Publications

Abstract

Myc oncoproteins and histone deacetylases (HDACs) modulate gene transcription and enhance cancer cell proliferation, and HDAC inhibitors are among the most promising new classes of anticancer drugs. Here we show that N-Myc and c-Myc up-regulated HDAC2 gene expression in neuroblastoma and pancreatic cancer cells respectively, which contributed to N-Myc- and c-Myc-induced cell proliferation. Cyclin G2 (CCNG2) was commonly repressed by N-Myc and HDAC2 in neuroblastoma cells and by c-Myc and HDAC2 in pancreatic cancer cells, and could be reactivated by HDAC inhibitors. BrdU incorporation assays showed that transcriptional repression of CCNG2 was, in part, responsible for NMyc-, c-Myc and HDAC2-induced cell proliferation. Dual cross-linking chromatin immunoprecipitation assay demonstrated that N-Myc acted as a transrepressor by recruiting the HDAC2 protein to Sp1-binding sites at the CCNG2 gene core promoter.
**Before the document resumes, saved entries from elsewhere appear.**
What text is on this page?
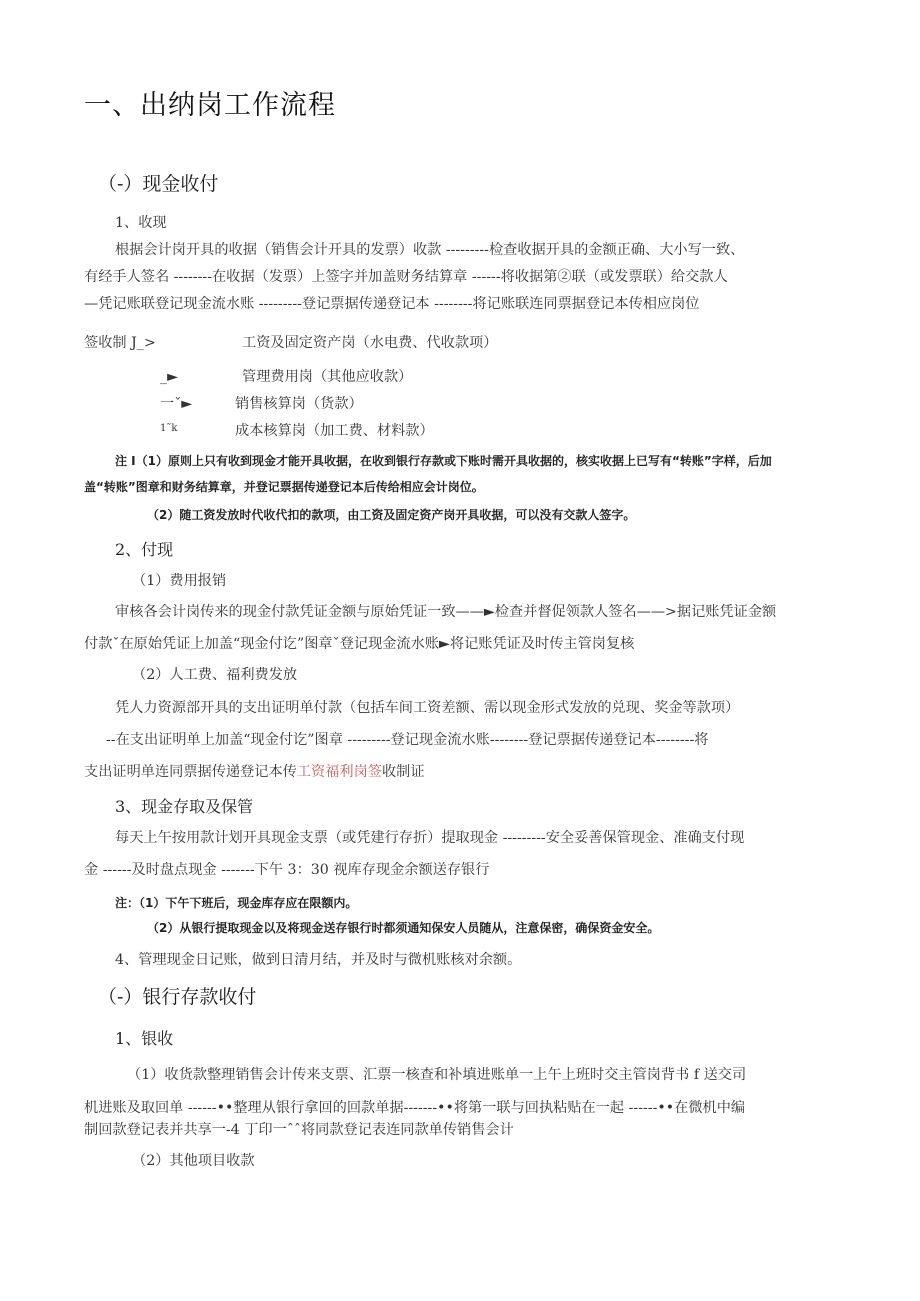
一、出纳岗工作流程
（-）现金收付
1、收现
根据会计岗开具的收据（销售会计开具的发票）收款 ---------检查收据开具的金额正确、大小写一致、
有经手人签名 --------在收据（发票）上签字并加盖财务结算章 ------将收据第②联（或发票联）给交款人
—凭记账联登记现金流水账 ---------登记票据传递登记本 --------将记账联连同票据登记本传相应岗位
签收制 J_>	工资及固定资产岗（水电费、代收款项）
_►	管理费用岗（其他应收款）
一ˇ►	销售核算岗（货款）
1˜k	成本核算岗（加工费、材料款）
注 I（1）原则上只有收到现金才能开具收据，在收到银行存款或下账时需开具收据的，核实收据上已写有“转账”字样，后加
盖“转账”图章和财务结算章，并登记票据传递登记本后传给相应会计岗位。
（2）随工资发放时代收代扣的款项，由工资及固定资产岗开具收据，可以没有交款人签字。
2、付现
（1）费用报销
审核各会计岗传来的现金付款凭证金额与原始凭证一致——►检查并督促领款人签名——>据记账凭证金额
付款ˇ在原始凭证上加盖“现金付讫”图章ˇ登记现金流水账►将记账凭证及时传主管岗复核
（2）人工费、福利费发放
凭人力资源部开具的支出证明单付款（包括车间工资差额、需以现金形式发放的兑现、奖金等款项）
--在支出证明单上加盖“现金付讫”图章 ---------登记现金流水账--------登记票据传递登记本--------将
支出证明单连同票据传递登记本传工资福利岗签收制证
3、现金存取及保管
每天上午按用款计划开具现金支票（或凭建行存折）提取现金 ---------安全妥善保管现金、准确支付现
金 ------及时盘点现金 -------下午 3：30 视库存现金余额送存银行
注：（1）下午下班后，现金库存应在限额内。
（2）从银行提取现金以及将现金送存银行时都须通知保安人员随从，注意保密，确保资金安全。
4、管理现金日记账，做到日清月结，并及时与微机账核对余额。
（-）银行存款收付
1、银收
（1）收货款整理销售会计传来支票、汇票一核查和补填进账单一上午上班时交主管岗背书 f 送交司
机进账及取回单 ------••整理从银行拿回的回款单据-------••将第一联与回执粘贴在一起 ------••在微机中编
制回款登记表并共享一-4 丁印一ˆˆ将同款登记表连同款单传销售会计
（2）其他项目收款
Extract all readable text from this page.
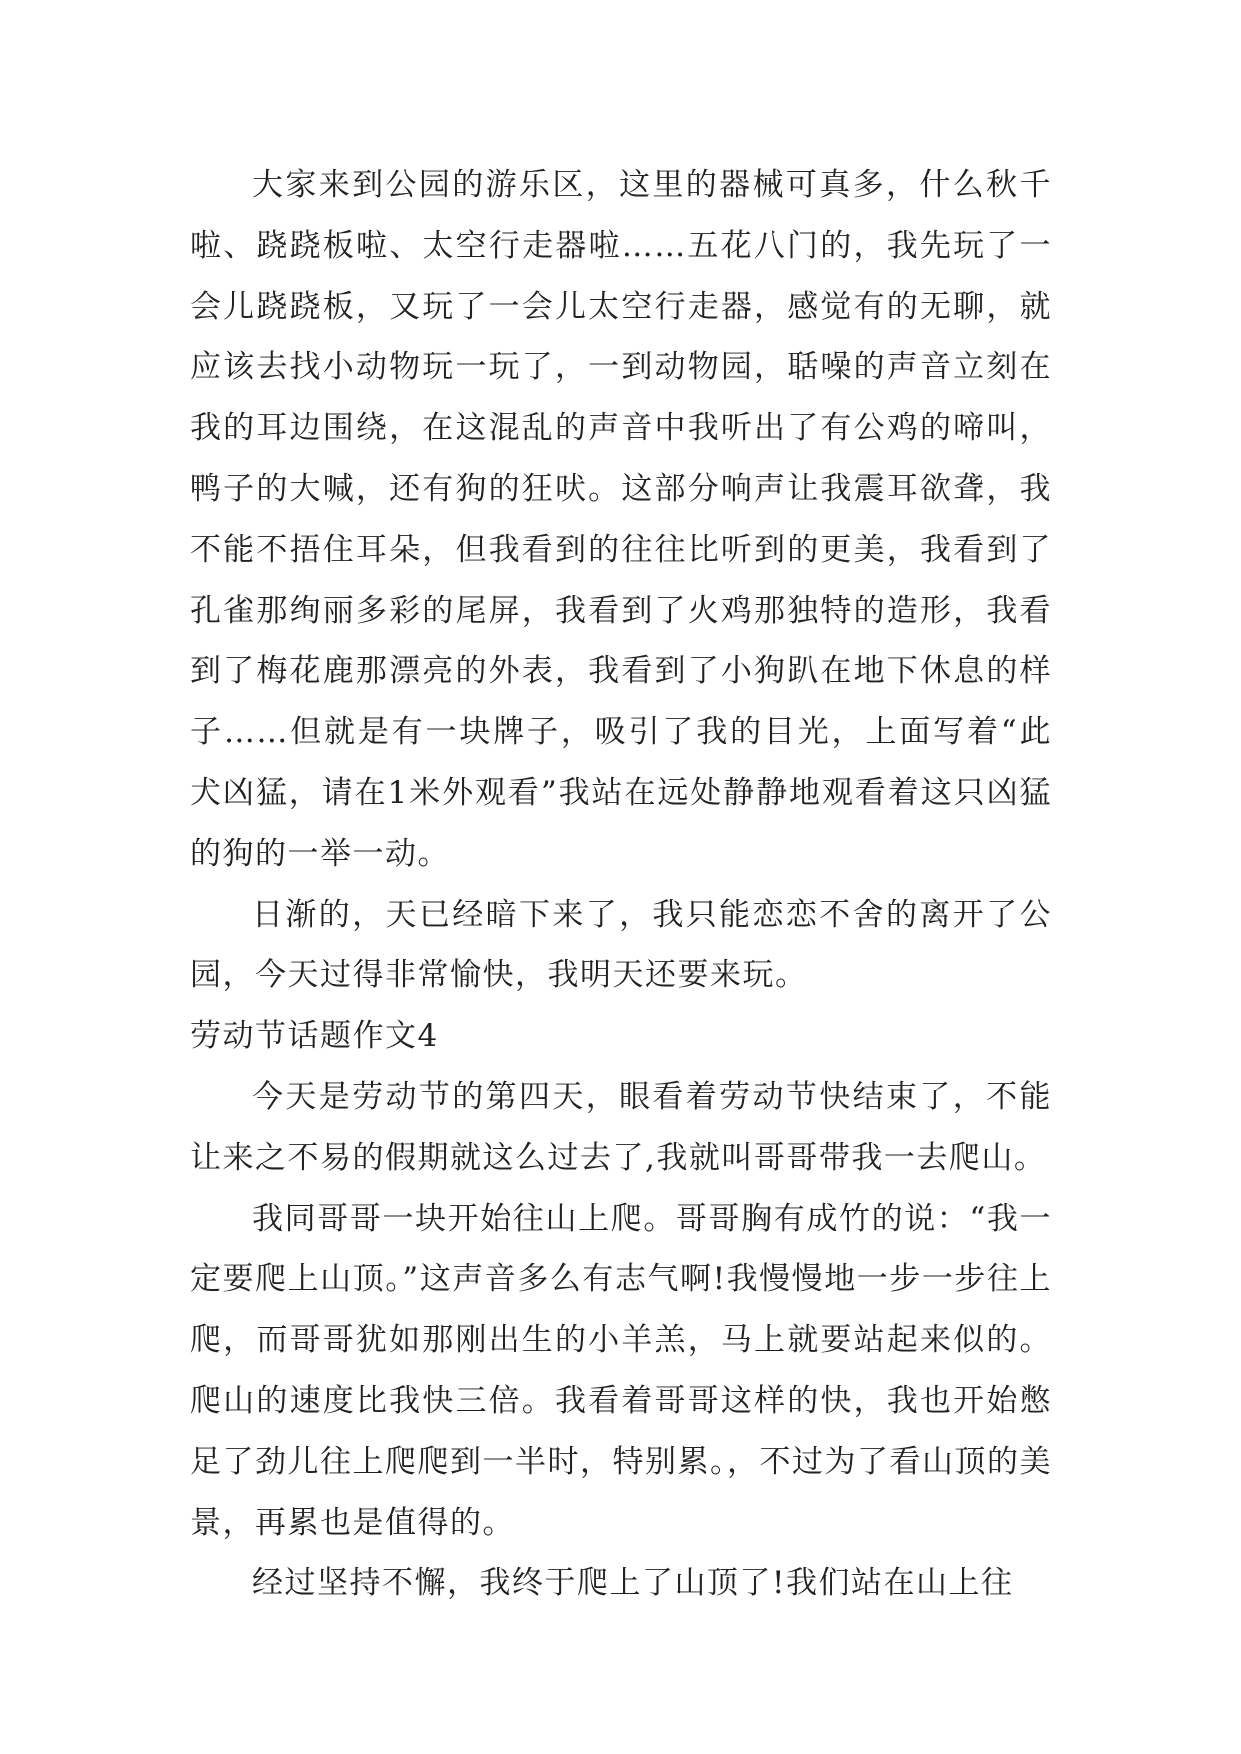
大家来到公园的游乐区，这里的器械可真多，什么秋千啦、跷跷板啦、太空行走器啦……五花八门的，我先玩了一会儿跷跷板，又玩了一会儿太空行走器，感觉有的无聊，就应该去找小动物玩一玩了，一到动物园，聒噪的声音立刻在我的耳边围绕，在这混乱的声音中我听出了有公鸡的啼叫，鸭子的大喊，还有狗的狂吠。这部分响声让我震耳欲聋，我不能不捂住耳朵，但我看到的往往比听到的更美，我看到了孔雀那绚丽多彩的尾屏，我看到了火鸡那独特的造形，我看到了梅花鹿那漂亮的外表，我看到了小狗趴在地下休息的样子……但就是有一块牌子，吸引了我的目光，上面写着“此犬凶猛，请在1米外观看”我站在远处静静地观看着这只凶猛的狗的一举一动。

日渐的，天已经暗下来了，我只能恋恋不舍的离开了公园，今天过得非常愉快，我明天还要来玩。

劳动节话题作文4

今天是劳动节的第四天，眼看着劳动节快结束了，不能让来之不易的假期就这么过去了,我就叫哥哥带我一去爬山。

我同哥哥一块开始往山上爬。哥哥胸有成竹的说：“我一定要爬上山顶。”这声音多么有志气啊!我慢慢地一步一步往上爬，而哥哥犹如那刚出生的小羊羔，马上就要站起来似的。爬山的速度比我快三倍。我看着哥哥这样的快，我也开始憋足了劲儿往上爬爬到一半时，特别累。，不过为了看山顶的美景，再累也是值得的。

经过坚持不懈，我终于爬上了山顶了!我们站在山上往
Moreover, HDAC2 was upregulated, and CCNG2 down-regulated, in pre-cancerous and neuroblastoma tissues from N-Myc transgenic mice, and c-Myc over-expression correlated with up-regulation of HDAC2 and repression of CCNG2 in tumour tissues from pancreatic cancer patients. Taken together, our data indicate the critical roles of up-regulation of HDAC2 and suppression of CCNG2 in Myc-induced oncogenesis, and have significant implications for the application of HDAC inhibitors in the prevention and treatment of Mycdriven cancers.